Let me tell you
Summer 2015. The day of my 22nd birthday. Sicily awaited.
Motivations to further understand the huge phenomenon of the migration crisis urged me to explore. Not to join the entourage of media already surrounding the issue, rather to personally face migrants, understand who they are or who they were, what they feel and see. So, in the months that followed until spring 2016, I often travelled between Italy, the UK, France and Germany.
I felt closeness to my subjects, having myself experienced a different kind of migration, and I wanted to somehow convey this into my photos. It is very challenging, wanting to share with a public that is becoming increasingly numb, and at a time when people on the move are being perceived with the same detouched worry that the rise of spread can cause.
Following my nature and vision, I brought everything to a human level, listening to their stories and half-expressed thoughts. They reflect people's lives, stuck half way between traumas, fears and dreams, totally left in the hands of unfamiliar bureaucracy and institutions. Constant uncertainty can make them extremely vulnerable, sometimes raging. But it can also load them of an incredible inner strength: the will to self-determine their fate, to follow the light at the end of the tunnel, fuels the fire burning inside them.

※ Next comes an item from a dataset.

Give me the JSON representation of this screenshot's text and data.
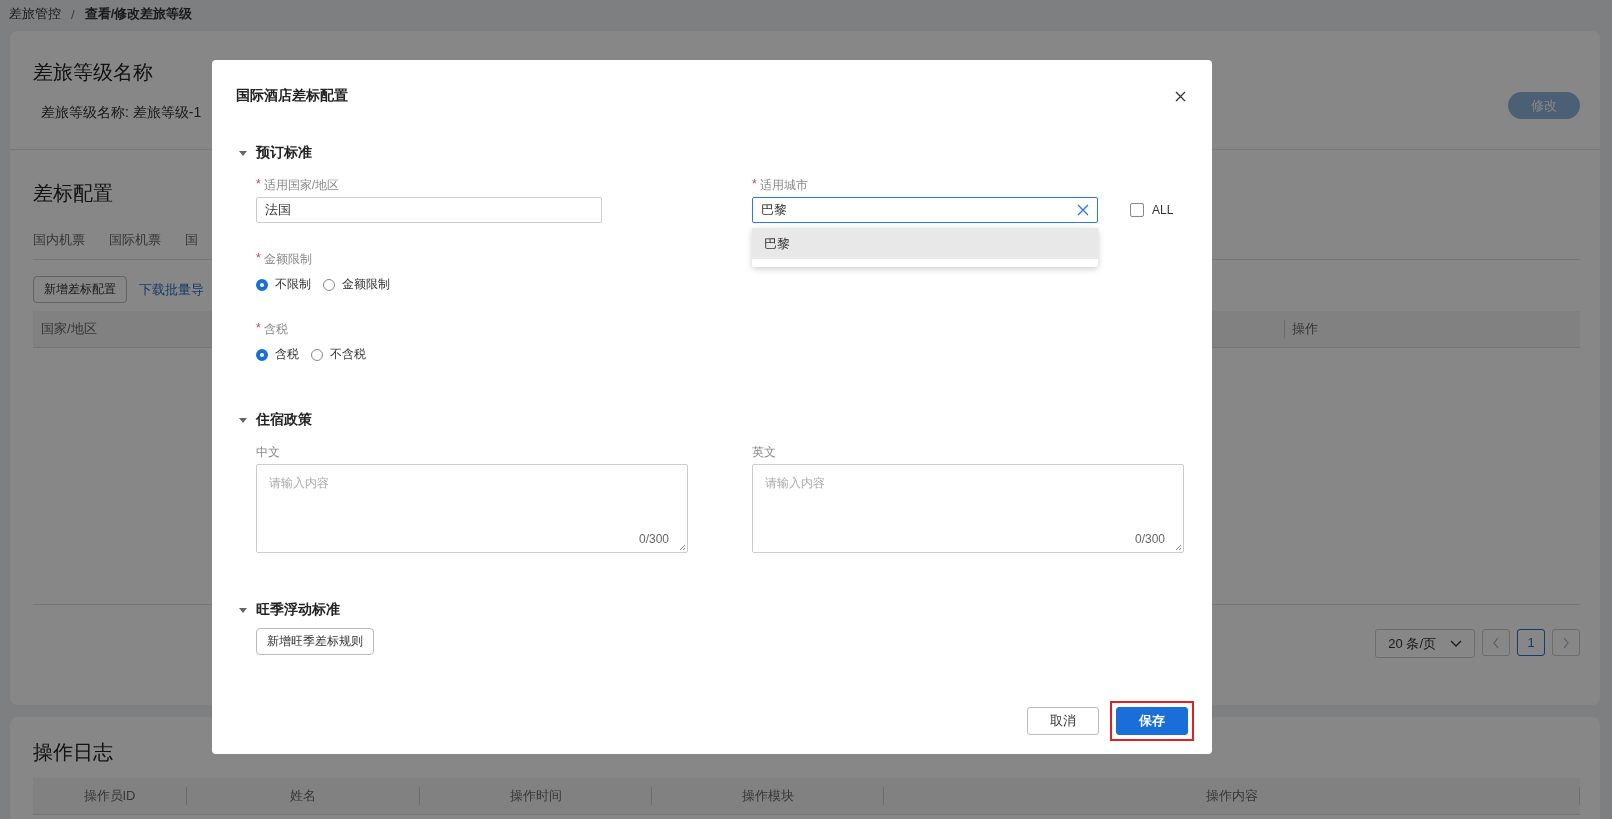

I make these observations upon many varied encounters happened in Sprar projects, reception centres and temporary accommodations, as well as in the overcrowded refugee camp of Calais.
This project is about migrants' feelings, tension, inner conflict, the glimmer of identity that can be grasped. All elements that found their dimension mostly in portraiture, along with texts and drawings whose authors are the subjects themselves. Their active participation has always been key to me, as it ideally stand as a reclamation of authorship over their own image.
The complexity of the issue is rooted in the complexity of levels every individual is made of, and which often the abstraction of numbers denies.
The journey, physical or ideal, for the pursuit of happiness is a universal right and, first of all, a universal desire. This common quest for a safe harbour, a personal Ithaca, is the fil rouge that connects every person on the move: it opens the discussion on the sense of us. Us as people and not as interest rates.